On the one hand, I don’t blame the protesters. For years our politically immature nation has been kept silent by the unwritten rules that everyone understood but didn’t necessarily agree with. Challenging the status-quo was a definite no-no, and many Omanis in the towns and villages outside the capital felt they were being sidelined.

However, thanks to recent events in countries like Tunisia and Egypt, the greatest achievement for Omanis so far has been the freedom of speech. Over the past two months, Omanis have been busy releasing all their bottled up frustrations and anger. I'm sure the exercise has been quite healthy for us as a nation. Once the novelty has worn off, I suppose we’ll all calm down and go home, but I hate to think how long it will take.

On the other hand, I’m beginning to feel that the situation has been dragging on for too long. At first the idea of our own little revolution seemed terribly exciting, especially to those of us who weren’t born at the time of the Dhofar Insurgency in the 1960s and 70s.

However, as the weeks go by I can’t help but wonder why the sit-in continues? It’s worth noting that there has been no violence at all in Dhofar, and definitely no ROP or military presence. However, despite the peacefulness of the situation, I don't see how camping out in a parking lot for seven weeks is going to push the government any harder. The people’s demands are being addressed and their voices have definitely been heard, so perhaps it’s time to go home?

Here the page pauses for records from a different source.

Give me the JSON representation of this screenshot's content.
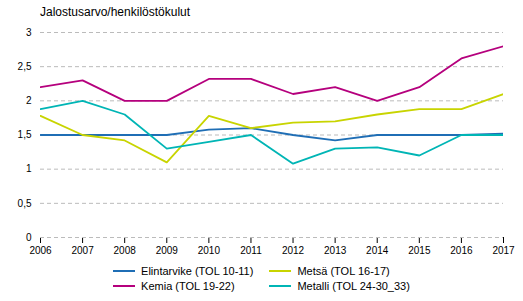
{
  "chart_data": {
    "type": "line",
    "title": "Jalostusarvo/henkilöstökulut",
    "x": [
      2006,
      2007,
      2008,
      2009,
      2010,
      2011,
      2012,
      2013,
      2014,
      2015,
      2016,
      2017
    ],
    "series": [
      {
        "name": "Elintarvike (TOL 10-11)",
        "color": "#1f6eb5",
        "values": [
          1.5,
          1.5,
          1.5,
          1.5,
          1.58,
          1.6,
          1.5,
          1.42,
          1.5,
          1.5,
          1.5,
          1.52
        ]
      },
      {
        "name": "Metsä (TOL 16-17)",
        "color": "#c8d400",
        "values": [
          1.78,
          1.5,
          1.42,
          1.1,
          1.78,
          1.6,
          1.68,
          1.7,
          1.8,
          1.88,
          1.88,
          2.1
        ]
      },
      {
        "name": "Kemia (TOL 19-22)",
        "color": "#b5007d",
        "values": [
          2.2,
          2.3,
          2.0,
          2.0,
          2.32,
          2.32,
          2.1,
          2.2,
          2.0,
          2.2,
          2.62,
          2.8
        ]
      },
      {
        "name": "Metalli (TOL 24-30_33)",
        "color": "#00b5b5",
        "values": [
          1.88,
          2.0,
          1.8,
          1.3,
          1.4,
          1.5,
          1.08,
          1.3,
          1.32,
          1.2,
          1.5,
          1.5
        ]
      }
    ],
    "xlim": [
      2006,
      2017
    ],
    "xticks": [
      2006,
      2007,
      2008,
      2009,
      2010,
      2011,
      2012,
      2013,
      2014,
      2015,
      2016,
      2017
    ],
    "ylim": [
      0,
      3
    ],
    "yticks": [
      0,
      {
        "value": 0.5,
        "label": "0,5"
      },
      1,
      {
        "value": 1.5,
        "label": "1,5"
      },
      2,
      {
        "value": 2.5,
        "label": "2,5"
      },
      3
    ],
    "grid": true,
    "legend": "bottom"
  }
}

There’s no denying the fact that we have the protesters to thank for the major changes that have taken place in Oman in the past few weeks. For example, without them those 50,000 citizens may still be without jobs, and all those families on welfare would still be living on next to nothing.

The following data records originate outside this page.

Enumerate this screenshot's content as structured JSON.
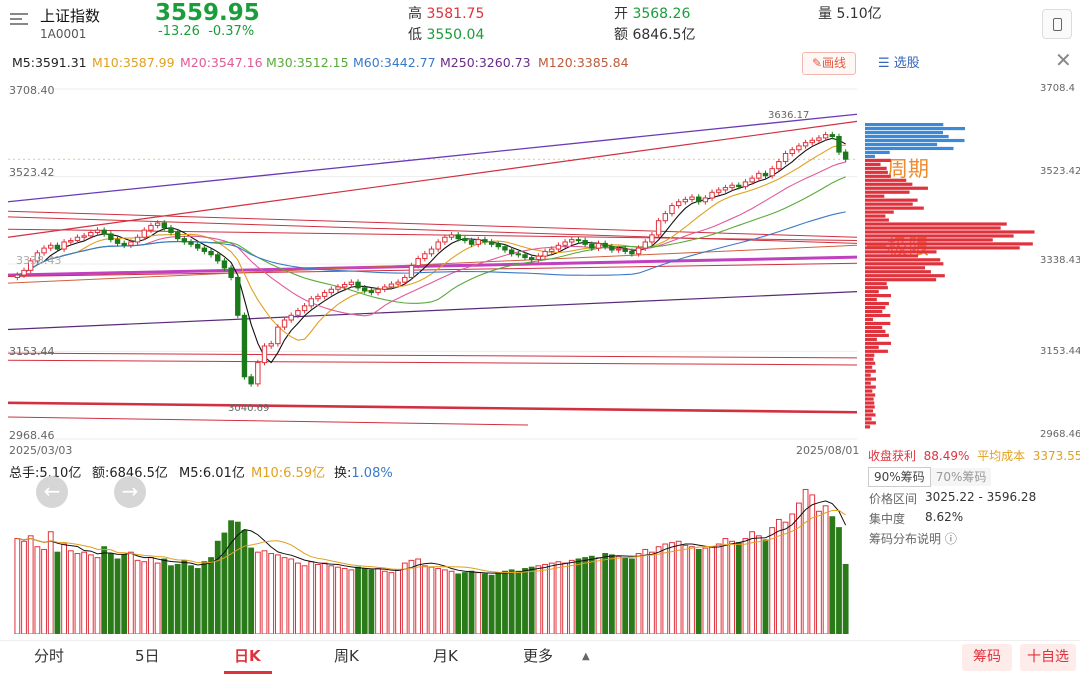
{
  "header": {
    "name": "上证指数",
    "code": "1A0001",
    "price": "3559.95",
    "change": "-13.26",
    "change_pct": "-0.37%",
    "high_label": "高",
    "high": "3581.75",
    "low_label": "低",
    "low": "3550.04",
    "open_label": "开",
    "open": "3568.26",
    "amount_label": "额",
    "amount": "6846.5亿",
    "volume_label": "量",
    "volume": "5.10亿"
  },
  "ma_legend": {
    "m5": "M5:3591.31",
    "m10": "M10:3587.99",
    "m20": "M20:3547.16",
    "m30": "M30:3512.15",
    "m60": "M60:3442.77",
    "m250": "M250:3260.73",
    "m120": "M120:3385.84",
    "draw_btn": "画线"
  },
  "colors": {
    "up": "#e0323c",
    "down": "#1a7a1a",
    "m5": "#111111",
    "m10": "#e0a020",
    "m20": "#e05a9a",
    "m30": "#5aaa3a",
    "m60": "#3a7ac8",
    "m250": "#6a2a8a",
    "m120": "#c05a3a"
  },
  "axis": {
    "top": "3708.40",
    "mid": "3523.42",
    "low": "3153.44",
    "bottom": "2968.46",
    "left_hidden": "3338.43",
    "date_start": "2025/03/03",
    "date_end": "2025/08/01",
    "peak_label": "3636.17",
    "trough_label": "3040.69"
  },
  "chip_axis": {
    "top": "3708.4",
    "a": "3523.42",
    "b": "3338.43",
    "c": "3153.44",
    "bottom": "2968.46"
  },
  "annotations": {
    "a1": "一周期",
    "a2": "一极限"
  },
  "volume_legend": {
    "total": "总手:5.10亿",
    "amount": "额:6846.5亿",
    "m5": "M5:6.01亿",
    "m10": "M10:6.59亿",
    "turnover_label": "换:",
    "turnover": "1.08%"
  },
  "chip_panel": {
    "select_label": "选股",
    "profit_label": "收盘获利",
    "profit": "88.49%",
    "avgcost_label": "平均成本",
    "avgcost": "3373.55",
    "tab90": "90%筹码",
    "tab70": "70%筹码",
    "range_label": "价格区间",
    "range": "3025.22 - 3596.28",
    "conc_label": "集中度",
    "conc": "8.62%",
    "help": "筹码分布说明"
  },
  "tabs": [
    "分时",
    "5日",
    "日K",
    "周K",
    "月K",
    "更多"
  ],
  "buttons": {
    "chips": "筹码",
    "add": "十自选"
  },
  "chart_data": {
    "type": "candlestick",
    "x_start": "2025/03/03",
    "x_end": "2025/08/01",
    "ylim": [
      2968.46,
      3708.4
    ],
    "close": [
      3315,
      3325,
      3345,
      3362,
      3372,
      3378,
      3370,
      3385,
      3388,
      3395,
      3398,
      3405,
      3410,
      3402,
      3390,
      3382,
      3378,
      3385,
      3395,
      3410,
      3420,
      3425,
      3415,
      3405,
      3392,
      3385,
      3380,
      3372,
      3365,
      3358,
      3345,
      3330,
      3310,
      3230,
      3100,
      3085,
      3130,
      3165,
      3170,
      3205,
      3220,
      3230,
      3240,
      3250,
      3265,
      3270,
      3278,
      3285,
      3290,
      3295,
      3300,
      3288,
      3282,
      3278,
      3285,
      3290,
      3296,
      3300,
      3310,
      3335,
      3350,
      3360,
      3370,
      3385,
      3395,
      3400,
      3392,
      3388,
      3380,
      3390,
      3385,
      3380,
      3375,
      3368,
      3360,
      3358,
      3352,
      3348,
      3355,
      3365,
      3370,
      3378,
      3385,
      3390,
      3388,
      3380,
      3372,
      3382,
      3375,
      3368,
      3370,
      3365,
      3360,
      3372,
      3385,
      3400,
      3430,
      3445,
      3462,
      3470,
      3475,
      3480,
      3470,
      3478,
      3490,
      3495,
      3500,
      3505,
      3502,
      3512,
      3520,
      3530,
      3525,
      3540,
      3555,
      3572,
      3580,
      3588,
      3595,
      3600,
      3605,
      3612,
      3608,
      3575,
      3559.95
    ],
    "volume": [
      7.0,
      6.8,
      7.2,
      6.4,
      6.2,
      7.5,
      6.0,
      6.6,
      6.1,
      5.9,
      6.0,
      5.8,
      5.6,
      6.4,
      5.9,
      5.5,
      5.8,
      6.0,
      5.4,
      5.3,
      5.6,
      5.2,
      5.5,
      5.0,
      5.1,
      5.4,
      5.0,
      4.8,
      5.3,
      5.6,
      6.8,
      7.4,
      8.3,
      8.2,
      7.6,
      6.3,
      6.0,
      6.1,
      5.9,
      5.8,
      5.6,
      5.5,
      5.2,
      5.0,
      5.3,
      5.1,
      5.2,
      5.0,
      4.9,
      4.8,
      4.7,
      4.9,
      4.8,
      4.7,
      4.8,
      4.6,
      4.5,
      4.7,
      5.2,
      5.4,
      5.5,
      5.0,
      4.9,
      4.8,
      4.7,
      4.6,
      4.4,
      4.5,
      4.6,
      4.5,
      4.4,
      4.3,
      4.5,
      4.6,
      4.7,
      4.6,
      4.8,
      4.9,
      5.0,
      5.1,
      5.2,
      5.3,
      5.2,
      5.4,
      5.5,
      5.6,
      5.7,
      5.6,
      5.9,
      5.8,
      5.7,
      5.6,
      5.5,
      5.9,
      6.2,
      6.0,
      6.4,
      6.6,
      6.7,
      6.8,
      6.5,
      6.4,
      6.2,
      6.3,
      6.4,
      6.6,
      7.0,
      6.8,
      6.7,
      7.0,
      7.5,
      7.2,
      6.9,
      7.8,
      8.4,
      8.2,
      8.8,
      9.6,
      10.6,
      10.2,
      9.0,
      9.4,
      8.6,
      7.8,
      5.1
    ],
    "series": [
      {
        "name": "M5",
        "last": 3591.31
      },
      {
        "name": "M10",
        "last": 3587.99
      },
      {
        "name": "M20",
        "last": 3547.16
      },
      {
        "name": "M30",
        "last": 3512.15
      },
      {
        "name": "M60",
        "last": 3442.77
      },
      {
        "name": "M250",
        "last": 3260.73
      },
      {
        "name": "M120",
        "last": 3385.84
      }
    ]
  }
}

However, it’s time to realise that although all the demands may not be met immediately, we have gained so much more in recent weeks. We can start playing a larger role by being proactive and realising that protesting isn’t the only way to get what we want. I can think of plenty of other ways. How about hard work?

Finally, it’s important to emphasise again and again that the situation in Oman is most certainly not a continuation of the protests in other parts of the Middle East. All we are asking for is a few policy changes. My prediction is that things may calm down if His Majesty addresses the nation directly.

Omanis may have lost faith in the government, but we will forever be loyal to our Sultan. I have no idea where all this is heading, but I am extremely optimistic about the future of this country.

Oman has indeed been a shining example of how to protest peacefully. We have a long journey ahead, but with hard work and the right attitude, anything is possible.